Other founding members of the club are Aaron Van Berg and Ryann Horn. They met in their Old English class. Boyd and Van Berg are linguistic students who are interested in modern languages and languages that are no longer spoken.
“I wanted to convince the student body that old languages are not simply for the elite, nor for a niche group of academics,” Boyd said. “They are applicable to understanding meaning in culture and language even in the modern world.”
The club held its first meeting in January with five members. Since then, the membership has grown to 18.
“[Members] do not need extensive language knowledge or linguistics skills to enjoy or participate in the club,” Van Berg said. “Most members of the club are linguistics and anthropology students, with one member being a civil engineering major, but we would like to expand our member base.”
The club discusses the historical and cultural meanings of texts, such as “Beowulf,” and passages are read aloud.
“It’s fun to pretend to be a Roman centurion or a Viking warlord,” Boyd said.
Next semester there are plans to hold an Old Norse workshop.
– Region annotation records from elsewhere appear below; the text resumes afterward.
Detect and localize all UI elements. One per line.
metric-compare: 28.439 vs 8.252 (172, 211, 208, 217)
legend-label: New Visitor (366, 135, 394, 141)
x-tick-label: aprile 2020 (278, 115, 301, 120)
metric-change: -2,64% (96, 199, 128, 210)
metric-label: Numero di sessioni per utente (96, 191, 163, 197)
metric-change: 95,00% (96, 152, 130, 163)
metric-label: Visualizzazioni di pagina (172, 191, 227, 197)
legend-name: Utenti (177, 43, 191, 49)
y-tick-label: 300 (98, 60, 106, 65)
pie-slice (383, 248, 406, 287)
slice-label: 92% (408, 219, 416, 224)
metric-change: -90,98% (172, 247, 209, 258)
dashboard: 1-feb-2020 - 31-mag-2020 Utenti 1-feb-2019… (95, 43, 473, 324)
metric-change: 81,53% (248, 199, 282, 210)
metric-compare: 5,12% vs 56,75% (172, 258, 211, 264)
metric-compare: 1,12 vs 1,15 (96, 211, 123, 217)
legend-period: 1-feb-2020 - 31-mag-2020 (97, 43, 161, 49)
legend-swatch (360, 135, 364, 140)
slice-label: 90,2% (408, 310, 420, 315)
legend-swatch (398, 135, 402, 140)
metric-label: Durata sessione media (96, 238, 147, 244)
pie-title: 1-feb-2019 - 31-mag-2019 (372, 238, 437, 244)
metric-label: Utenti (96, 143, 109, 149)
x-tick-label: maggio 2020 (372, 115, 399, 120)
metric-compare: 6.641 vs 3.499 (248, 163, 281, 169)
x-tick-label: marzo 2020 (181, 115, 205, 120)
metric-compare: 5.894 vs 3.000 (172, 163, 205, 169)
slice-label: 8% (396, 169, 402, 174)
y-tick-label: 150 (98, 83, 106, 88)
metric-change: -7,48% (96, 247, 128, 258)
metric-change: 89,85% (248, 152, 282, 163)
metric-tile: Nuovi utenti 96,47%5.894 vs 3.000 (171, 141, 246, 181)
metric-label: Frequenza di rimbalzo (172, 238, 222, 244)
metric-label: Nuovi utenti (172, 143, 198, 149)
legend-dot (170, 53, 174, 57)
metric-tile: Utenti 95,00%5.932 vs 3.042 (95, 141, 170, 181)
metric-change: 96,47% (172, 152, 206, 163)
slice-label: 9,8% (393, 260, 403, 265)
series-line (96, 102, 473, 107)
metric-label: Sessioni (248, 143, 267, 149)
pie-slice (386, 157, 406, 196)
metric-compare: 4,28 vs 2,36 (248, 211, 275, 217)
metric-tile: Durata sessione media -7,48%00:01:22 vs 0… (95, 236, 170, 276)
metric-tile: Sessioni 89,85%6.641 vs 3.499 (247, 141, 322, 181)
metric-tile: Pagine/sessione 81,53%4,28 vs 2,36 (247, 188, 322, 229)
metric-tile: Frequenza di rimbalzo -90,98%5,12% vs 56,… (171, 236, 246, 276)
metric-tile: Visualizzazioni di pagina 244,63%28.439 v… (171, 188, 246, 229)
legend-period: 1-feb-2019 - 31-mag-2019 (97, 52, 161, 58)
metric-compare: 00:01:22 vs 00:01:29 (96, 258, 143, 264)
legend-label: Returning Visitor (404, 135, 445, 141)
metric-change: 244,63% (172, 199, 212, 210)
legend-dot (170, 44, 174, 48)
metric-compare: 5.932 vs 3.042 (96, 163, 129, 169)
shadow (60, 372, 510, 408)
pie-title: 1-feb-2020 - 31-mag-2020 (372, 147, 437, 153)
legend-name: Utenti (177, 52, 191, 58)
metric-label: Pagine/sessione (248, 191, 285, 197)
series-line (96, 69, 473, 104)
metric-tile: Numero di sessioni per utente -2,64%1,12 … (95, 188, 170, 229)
Paleography, which is the study of ancient handwriting, and techniques for reading manuscripts will be introduced at meetings too.
“When we have a good idea of how a language works and what it sounded like, then it can be used for communication rather than to just study,” Van Berg said. “Call it a novel version of a language restoration project.”
Boyd is graduating this semester and will be attending the University of Glasgow in Scotland to complete his master’s and doctorate in medieval studies.
“This club is for anyone interested in language, history, culture or anthropology,” Boyd said. “By using the language of these long past societies, one may be able to contextualize our own language and our own social interactions based on the foundation laid for us by the culture of the ancients.”
The club meets in Tivoli 329 at 3:30 p.m. on Mondays. Fall semester, the club plans on meeting twice a week, Van Berg said.